Progesterone-induced immunosuppression in breast cancer promotes lung metastasis

TOMÁS DALOTTO; DIEGO O. CROCI; VICTORIA SUNDBLAD; SEBASTIAN DERGAN-DYLON; IVAN D. MASCANFRONI; JUAN P. CERLIANI; GABRIEL A. RABINOVICH; MARIANA SALATINO

Buenos Aires

Congreso; 1° Congreso Franco-Argentino de Inmunología - LVIII Reunión Anual de la Sociedad Argentina de Inmunología; 2010

Progesterone is a sexual steroid with immunosuppressive and tolerogenic properties that plays a crucial role in breast cancer progression. Here we investigated whether progesterone promotes tumor progression and metastasis in a hormone-independent breast tumor model by promoting an immunosuppressive tumor microenvironment. We used the invasive 4T1 mammary carcinoma that metastasizes to lymph nodes and lung. We observed that 4T1 cell line expressed high levels of galectin-1 (Gal1) as compared with normal gland tissue and other breast tumor cell lines.
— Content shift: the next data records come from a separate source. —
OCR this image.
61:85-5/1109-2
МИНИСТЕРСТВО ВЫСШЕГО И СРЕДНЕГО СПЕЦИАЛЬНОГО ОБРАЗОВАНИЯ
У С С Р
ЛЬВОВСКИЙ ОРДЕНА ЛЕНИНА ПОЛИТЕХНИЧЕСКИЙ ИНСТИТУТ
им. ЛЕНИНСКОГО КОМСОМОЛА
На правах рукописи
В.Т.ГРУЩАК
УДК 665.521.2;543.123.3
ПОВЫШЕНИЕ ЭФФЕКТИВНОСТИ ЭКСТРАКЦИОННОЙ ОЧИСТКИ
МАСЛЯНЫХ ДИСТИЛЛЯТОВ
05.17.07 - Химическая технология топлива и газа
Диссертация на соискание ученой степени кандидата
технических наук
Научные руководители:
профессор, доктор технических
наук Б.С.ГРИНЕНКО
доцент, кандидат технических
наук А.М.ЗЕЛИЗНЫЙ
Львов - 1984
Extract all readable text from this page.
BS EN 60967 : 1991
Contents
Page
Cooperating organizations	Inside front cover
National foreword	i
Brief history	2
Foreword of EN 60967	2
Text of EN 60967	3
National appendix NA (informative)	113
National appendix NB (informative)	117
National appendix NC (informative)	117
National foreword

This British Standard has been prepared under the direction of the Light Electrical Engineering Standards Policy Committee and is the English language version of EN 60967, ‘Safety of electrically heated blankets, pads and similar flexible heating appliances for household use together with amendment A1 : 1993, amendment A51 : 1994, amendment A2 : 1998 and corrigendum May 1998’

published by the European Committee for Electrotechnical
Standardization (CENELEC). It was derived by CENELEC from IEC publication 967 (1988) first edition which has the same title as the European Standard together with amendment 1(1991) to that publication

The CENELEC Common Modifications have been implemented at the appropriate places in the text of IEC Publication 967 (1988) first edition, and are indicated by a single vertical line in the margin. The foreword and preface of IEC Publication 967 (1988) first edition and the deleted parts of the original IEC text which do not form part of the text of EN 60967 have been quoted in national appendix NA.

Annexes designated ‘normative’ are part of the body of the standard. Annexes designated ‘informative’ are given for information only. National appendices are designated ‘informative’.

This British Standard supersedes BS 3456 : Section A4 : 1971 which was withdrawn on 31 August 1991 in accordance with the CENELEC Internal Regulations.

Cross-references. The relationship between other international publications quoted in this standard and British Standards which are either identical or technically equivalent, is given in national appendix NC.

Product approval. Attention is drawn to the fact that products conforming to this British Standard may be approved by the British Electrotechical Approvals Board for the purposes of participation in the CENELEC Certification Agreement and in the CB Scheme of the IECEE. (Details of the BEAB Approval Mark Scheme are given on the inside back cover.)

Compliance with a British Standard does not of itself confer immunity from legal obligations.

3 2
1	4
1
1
Progesterone (medroxiprogesterone acetate=MPA) treatment of 4T1 tumor-bearing mice increased Gal1 expression in the tumor stroma (2-fold) indicating that progesterone induced the recruitment of a Gal1+ population within the tumor. As regulatory T cells (Tregs) express high levels of Gal1, we then studied whether progesterone facilitates Treg cell differentiation and their recruitment to tumor sites. Interestingly, MPA augmented Treg cell frequency in the spleen both in tumor-free and in tumor-bearing mice (Ct 12% MPA14.5% 4T1 12% 4T1+MPA 15%; p<0.05). This increase in Treg cell frequency was accompanied with an induction in Treg cell homing to tumor sites (Ct 40±5% MPA60±8%; p<0.05). Increased Treg cell infiltration induced by MPA was dependent on the expression of tumor-derived Gal1, as 4T1 Gal1 knockdown tumors recruit significantly lower amounts of Treg cells to lymph nodes and tumor sites as compared to Gal1-expressing 4T1 tumors (4T1Scr 60±8% vs 4T1RNAsh3.7 38±2% p<0.05). Finally, in vivo treatment of mice with MPA induced lung tumor micrometastasis following inoculation of Gal1-expressing but not Gal1 knockdown 4T1 tumors (4T1Scr 325±20 4T1RNAsh3.7 60±8; p<0.01). These results indicate that progesterone fosters an immunosuppressive tumor microenvironment that facilitates lung metastasis through a pathway involving galectin-1-induced immunoregulation and recruitment of Treg cells to site of tumor growth.